700 British Artists to Boycott ’Israel’

Local Editor
700 British artists have signed a pledge to boycott "Israel" as long as it "continues to deny basic Palestinian rights," the latest major success for the global Boycott, Divestment, and Sanctions Movement [BDS].
"In response to the call from Palestinian artists and cultural workers for a cultural boycott of "Israel", we pledge to accept neither professional invitations to "Israel", nor funding, from any institutions linked to its government until it complies with international law and universal principles of human rights," the call reads, according to the group Artists for Palestine UK, which organized the pledge.
"We support the Palestinian struggle for freedom, justice and equality."
The signatories include artists from many fields, including writers, film directors, comedians, musicians, actors, theater directors, architects, and visual artists.
The pledge's supporters included many British citizens, including prominent actress Miriam Margolyes.

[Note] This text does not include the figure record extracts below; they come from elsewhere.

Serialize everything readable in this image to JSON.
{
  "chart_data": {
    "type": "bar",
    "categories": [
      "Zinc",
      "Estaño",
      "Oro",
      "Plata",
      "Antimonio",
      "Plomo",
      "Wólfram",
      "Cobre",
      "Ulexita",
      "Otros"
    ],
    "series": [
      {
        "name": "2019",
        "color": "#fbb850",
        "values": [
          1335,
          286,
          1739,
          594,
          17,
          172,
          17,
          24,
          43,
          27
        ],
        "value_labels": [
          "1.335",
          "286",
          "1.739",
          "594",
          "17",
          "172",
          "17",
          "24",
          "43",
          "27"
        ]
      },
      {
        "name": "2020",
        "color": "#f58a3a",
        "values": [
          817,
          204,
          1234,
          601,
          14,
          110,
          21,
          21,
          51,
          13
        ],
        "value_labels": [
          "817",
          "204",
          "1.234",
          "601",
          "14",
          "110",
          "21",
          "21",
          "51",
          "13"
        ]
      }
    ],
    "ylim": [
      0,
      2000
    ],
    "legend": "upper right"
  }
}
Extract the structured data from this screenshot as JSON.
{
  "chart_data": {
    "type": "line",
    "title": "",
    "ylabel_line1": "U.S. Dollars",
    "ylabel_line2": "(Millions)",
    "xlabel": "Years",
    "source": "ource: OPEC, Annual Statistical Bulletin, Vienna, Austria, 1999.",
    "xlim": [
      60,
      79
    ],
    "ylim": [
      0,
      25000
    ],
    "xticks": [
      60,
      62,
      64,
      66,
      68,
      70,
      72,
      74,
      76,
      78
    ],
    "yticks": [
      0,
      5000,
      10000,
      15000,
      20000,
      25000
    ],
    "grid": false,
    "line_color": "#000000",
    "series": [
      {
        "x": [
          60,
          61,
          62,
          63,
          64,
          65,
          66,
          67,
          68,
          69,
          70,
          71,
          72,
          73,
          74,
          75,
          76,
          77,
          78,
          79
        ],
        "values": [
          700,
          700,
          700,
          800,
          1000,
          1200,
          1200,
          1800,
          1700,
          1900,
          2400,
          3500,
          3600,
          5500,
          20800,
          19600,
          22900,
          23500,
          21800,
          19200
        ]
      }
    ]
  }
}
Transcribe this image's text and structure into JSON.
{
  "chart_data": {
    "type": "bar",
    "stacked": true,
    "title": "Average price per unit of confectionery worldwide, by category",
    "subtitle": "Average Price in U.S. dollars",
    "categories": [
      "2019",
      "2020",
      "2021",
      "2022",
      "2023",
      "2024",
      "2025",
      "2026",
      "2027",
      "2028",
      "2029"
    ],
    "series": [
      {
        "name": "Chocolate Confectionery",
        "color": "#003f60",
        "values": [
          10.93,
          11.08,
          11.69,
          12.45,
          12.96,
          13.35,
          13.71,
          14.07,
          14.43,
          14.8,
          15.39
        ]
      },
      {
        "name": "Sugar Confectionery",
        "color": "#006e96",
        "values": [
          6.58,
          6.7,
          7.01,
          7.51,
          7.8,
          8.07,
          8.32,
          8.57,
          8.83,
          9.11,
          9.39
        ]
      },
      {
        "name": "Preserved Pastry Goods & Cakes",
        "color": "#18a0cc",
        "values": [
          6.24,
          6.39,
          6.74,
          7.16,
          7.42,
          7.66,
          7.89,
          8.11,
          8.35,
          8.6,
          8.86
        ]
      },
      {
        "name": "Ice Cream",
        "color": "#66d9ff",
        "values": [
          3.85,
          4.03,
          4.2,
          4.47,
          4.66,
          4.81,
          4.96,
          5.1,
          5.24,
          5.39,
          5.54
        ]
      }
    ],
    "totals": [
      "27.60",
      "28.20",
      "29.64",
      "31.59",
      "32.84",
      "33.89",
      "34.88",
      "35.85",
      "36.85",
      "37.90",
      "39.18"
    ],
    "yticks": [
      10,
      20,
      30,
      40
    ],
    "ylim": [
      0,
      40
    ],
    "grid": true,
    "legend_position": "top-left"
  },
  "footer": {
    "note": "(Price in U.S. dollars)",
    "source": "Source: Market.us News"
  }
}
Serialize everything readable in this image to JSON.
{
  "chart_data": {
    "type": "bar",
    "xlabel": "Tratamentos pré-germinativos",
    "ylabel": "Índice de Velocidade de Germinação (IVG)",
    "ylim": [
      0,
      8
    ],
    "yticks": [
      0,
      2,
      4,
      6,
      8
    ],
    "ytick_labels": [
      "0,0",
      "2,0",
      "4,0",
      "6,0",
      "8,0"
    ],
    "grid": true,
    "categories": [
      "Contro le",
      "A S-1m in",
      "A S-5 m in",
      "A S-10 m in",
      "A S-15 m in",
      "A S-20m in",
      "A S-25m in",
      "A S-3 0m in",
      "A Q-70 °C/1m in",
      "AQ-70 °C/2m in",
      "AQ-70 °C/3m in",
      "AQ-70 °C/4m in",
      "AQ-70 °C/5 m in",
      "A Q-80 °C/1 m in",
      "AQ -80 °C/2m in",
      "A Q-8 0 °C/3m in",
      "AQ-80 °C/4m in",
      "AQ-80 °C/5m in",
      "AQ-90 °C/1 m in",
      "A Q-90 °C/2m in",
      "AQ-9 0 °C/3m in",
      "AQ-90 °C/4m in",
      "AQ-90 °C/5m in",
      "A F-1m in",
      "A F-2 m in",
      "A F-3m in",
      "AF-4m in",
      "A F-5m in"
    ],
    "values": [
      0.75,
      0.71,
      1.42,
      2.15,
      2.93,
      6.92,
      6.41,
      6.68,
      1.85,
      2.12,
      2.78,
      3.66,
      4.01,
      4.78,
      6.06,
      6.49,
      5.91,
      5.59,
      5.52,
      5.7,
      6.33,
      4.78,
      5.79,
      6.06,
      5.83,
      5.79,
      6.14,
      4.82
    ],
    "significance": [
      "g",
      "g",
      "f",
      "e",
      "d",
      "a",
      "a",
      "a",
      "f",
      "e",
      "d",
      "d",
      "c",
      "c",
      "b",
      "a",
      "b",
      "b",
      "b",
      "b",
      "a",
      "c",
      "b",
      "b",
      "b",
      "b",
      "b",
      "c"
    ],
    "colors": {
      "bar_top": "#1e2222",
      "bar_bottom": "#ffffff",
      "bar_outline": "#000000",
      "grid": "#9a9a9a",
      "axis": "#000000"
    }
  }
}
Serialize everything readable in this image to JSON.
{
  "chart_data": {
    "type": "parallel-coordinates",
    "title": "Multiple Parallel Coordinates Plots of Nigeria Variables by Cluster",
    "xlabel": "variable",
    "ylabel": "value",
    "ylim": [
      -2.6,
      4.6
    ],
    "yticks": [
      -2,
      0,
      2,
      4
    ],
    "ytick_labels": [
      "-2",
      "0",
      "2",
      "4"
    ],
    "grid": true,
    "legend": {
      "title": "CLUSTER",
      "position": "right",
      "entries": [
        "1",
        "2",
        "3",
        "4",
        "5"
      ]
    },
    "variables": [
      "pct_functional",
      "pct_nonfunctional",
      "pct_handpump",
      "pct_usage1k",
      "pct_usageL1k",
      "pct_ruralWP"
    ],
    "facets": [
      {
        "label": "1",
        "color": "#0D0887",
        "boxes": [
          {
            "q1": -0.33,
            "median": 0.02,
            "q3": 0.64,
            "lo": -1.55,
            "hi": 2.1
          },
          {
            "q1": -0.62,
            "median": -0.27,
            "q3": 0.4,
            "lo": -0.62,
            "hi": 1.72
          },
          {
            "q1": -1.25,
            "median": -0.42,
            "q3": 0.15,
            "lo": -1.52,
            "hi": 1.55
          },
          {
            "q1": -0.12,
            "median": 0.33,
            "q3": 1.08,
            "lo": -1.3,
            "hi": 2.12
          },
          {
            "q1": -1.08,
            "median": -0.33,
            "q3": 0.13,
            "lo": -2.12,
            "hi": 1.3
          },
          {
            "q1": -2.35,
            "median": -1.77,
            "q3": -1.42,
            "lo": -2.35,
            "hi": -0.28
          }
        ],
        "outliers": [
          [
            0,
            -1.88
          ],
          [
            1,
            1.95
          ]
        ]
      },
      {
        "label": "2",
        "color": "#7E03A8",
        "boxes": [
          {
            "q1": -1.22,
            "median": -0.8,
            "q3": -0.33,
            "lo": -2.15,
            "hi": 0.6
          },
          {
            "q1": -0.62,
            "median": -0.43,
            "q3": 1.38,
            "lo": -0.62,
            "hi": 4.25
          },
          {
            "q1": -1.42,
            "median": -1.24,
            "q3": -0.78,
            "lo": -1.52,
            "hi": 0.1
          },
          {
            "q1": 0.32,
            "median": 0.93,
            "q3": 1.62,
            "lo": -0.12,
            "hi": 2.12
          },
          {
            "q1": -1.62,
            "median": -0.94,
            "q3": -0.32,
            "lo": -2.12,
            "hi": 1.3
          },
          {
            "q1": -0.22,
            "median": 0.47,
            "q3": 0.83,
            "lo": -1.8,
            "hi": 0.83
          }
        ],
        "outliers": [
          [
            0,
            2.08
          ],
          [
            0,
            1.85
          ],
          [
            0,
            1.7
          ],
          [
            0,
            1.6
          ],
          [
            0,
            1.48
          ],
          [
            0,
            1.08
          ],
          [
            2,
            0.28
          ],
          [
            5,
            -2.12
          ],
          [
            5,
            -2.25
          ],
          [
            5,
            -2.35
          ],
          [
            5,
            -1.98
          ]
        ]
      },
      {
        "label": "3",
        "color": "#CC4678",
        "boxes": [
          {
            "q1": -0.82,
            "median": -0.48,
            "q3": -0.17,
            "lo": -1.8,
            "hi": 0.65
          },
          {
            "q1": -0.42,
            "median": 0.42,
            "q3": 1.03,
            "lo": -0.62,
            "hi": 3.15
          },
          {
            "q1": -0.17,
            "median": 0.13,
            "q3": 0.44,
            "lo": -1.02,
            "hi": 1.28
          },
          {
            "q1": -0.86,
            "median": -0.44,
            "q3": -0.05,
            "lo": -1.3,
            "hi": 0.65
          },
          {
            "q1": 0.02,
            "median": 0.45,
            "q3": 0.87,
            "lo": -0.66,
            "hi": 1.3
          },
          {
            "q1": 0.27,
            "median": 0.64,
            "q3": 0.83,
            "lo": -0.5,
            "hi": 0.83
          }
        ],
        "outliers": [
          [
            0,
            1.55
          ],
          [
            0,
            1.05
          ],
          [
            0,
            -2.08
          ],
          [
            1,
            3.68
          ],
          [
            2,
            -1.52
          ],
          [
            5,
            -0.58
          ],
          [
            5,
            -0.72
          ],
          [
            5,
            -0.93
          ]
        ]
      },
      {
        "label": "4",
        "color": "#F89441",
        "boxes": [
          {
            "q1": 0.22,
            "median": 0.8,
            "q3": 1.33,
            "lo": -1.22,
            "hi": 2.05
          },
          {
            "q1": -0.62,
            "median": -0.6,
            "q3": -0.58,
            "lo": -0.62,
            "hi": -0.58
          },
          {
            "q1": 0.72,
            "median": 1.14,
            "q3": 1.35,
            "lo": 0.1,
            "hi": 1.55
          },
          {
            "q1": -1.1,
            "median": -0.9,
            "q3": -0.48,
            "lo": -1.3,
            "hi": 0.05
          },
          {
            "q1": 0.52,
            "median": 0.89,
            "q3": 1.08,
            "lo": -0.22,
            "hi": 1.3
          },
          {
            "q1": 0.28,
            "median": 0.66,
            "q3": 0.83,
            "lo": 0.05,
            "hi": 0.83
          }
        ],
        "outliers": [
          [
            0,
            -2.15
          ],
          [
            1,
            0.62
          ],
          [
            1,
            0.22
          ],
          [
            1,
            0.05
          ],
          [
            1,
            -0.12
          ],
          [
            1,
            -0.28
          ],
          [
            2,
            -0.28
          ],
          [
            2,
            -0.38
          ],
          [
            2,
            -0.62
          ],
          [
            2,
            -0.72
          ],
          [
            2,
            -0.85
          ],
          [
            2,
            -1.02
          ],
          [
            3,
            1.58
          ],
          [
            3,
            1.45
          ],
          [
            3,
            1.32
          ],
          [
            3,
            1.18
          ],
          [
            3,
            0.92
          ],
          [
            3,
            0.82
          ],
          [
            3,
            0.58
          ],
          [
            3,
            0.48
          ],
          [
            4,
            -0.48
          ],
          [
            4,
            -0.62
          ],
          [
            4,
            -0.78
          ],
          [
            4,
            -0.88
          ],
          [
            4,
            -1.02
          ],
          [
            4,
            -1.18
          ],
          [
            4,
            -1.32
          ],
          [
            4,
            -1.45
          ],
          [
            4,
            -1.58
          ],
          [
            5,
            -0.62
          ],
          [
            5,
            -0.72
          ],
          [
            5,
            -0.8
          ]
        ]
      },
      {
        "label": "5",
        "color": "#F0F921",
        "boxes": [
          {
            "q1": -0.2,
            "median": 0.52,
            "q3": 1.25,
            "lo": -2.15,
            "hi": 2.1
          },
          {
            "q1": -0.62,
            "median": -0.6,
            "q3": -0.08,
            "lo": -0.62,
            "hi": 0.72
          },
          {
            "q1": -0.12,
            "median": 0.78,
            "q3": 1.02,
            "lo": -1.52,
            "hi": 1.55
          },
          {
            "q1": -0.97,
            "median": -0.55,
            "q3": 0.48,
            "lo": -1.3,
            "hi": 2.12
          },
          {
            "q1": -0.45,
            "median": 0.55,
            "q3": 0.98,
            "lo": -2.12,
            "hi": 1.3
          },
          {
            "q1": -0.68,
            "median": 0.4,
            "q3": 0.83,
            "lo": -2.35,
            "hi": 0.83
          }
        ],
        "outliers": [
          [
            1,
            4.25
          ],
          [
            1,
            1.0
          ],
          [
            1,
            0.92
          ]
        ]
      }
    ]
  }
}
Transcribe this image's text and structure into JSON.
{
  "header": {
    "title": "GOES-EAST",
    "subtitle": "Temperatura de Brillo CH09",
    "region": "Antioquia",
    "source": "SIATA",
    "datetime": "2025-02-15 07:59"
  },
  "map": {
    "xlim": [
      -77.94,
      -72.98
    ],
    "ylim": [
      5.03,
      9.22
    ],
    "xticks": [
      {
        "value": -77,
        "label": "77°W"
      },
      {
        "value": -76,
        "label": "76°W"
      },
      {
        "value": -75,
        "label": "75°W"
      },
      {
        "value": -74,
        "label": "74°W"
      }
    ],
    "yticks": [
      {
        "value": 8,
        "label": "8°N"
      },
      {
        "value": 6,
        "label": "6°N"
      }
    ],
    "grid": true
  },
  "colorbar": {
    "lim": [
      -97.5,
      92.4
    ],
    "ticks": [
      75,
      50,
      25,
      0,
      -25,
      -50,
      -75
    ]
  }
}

"My support for the Palestinian cause is fiercer because I am Jewish and I honor the strengths of that religion and the suffering my people have experienced through the years. My visits to Palestine showed me at firsthand how the people there are treated by "Israeli" forces. Their lack of humanity disgusts me -I want no part of it," she said in a statement.
"I realize we were fed a lie about the foundation of "the State of "Israel"", a lie forged certainly out of desperate need to help the dispossessed millions devastated by the horror of the Nazi regime. But to force people from their homes, from their ancestral lands - that is no answer."
Former head of the English PEN writers' union, Gillian Slovo, compared his support to the boycott of "Israel" to the boycott of South Africa in a statement.
"As a South African I witnessed the way the cultural boycott of South Africa helped apply pressure on the apartheid government and its supporters. This Artists' Pledge for Palestine has drawn lessons from that boycott to produce an even more nuanced, non-violent way for us to call for change and for justice for all."
One hundred of the artists who signed the pledge also published a letter in the Guardian newspaper on Friday explaining their decision.
""Israel's" wars are fought on the cultural front too. Its army targets Palestinian cultural institutions for attack, and prevents the free movement of cultural workers. Its own theater companies perform to settler audiences on the West Bank -- and those same companies tour the globe as cultural diplomats, in support of "Brand Israel,"' the letter noted.
"We invite all those working in the arts in Britain to join us."
The boycott movement has grown increasingly strong in recent years around the world and particularly in Western Europe and North America, once bastions of support for the Zionist entity.
The Palestinian call for Academic and Cultural Boycott, which was launched in 2004 as part of the global BDS campaign, aims to pressure "Israel" to end its long-standing occupation of the Palestinian territories and history of human rights abuses against Palestinians.
Supporters argue that thus far outside political pressure and domestic left wing organizing has failed to effect change in "Israeli" policies, but believe a grassroots civil society movement to pressure the country's authorities could affect meaningful change.
The New York-based Anti-Defamation League said in a report in October that Pro-Palestinian activism has risen significantly on US campuses since "Israel's" aggression on the Gaza Strip in the summer.
During the previous academic year, student groups at US colleges hosted at least 374 anti-"Israel" events, the report said.
It said nearly 40 percent of those events were held in support of an international campaign to seek boycott against "Israel".
Also in October, The Washington Post reported that more than 500 anthropologists have publicly joined an academic boycott of "Israel "initiated by the American Studies Association, with another 77 joining anonymously.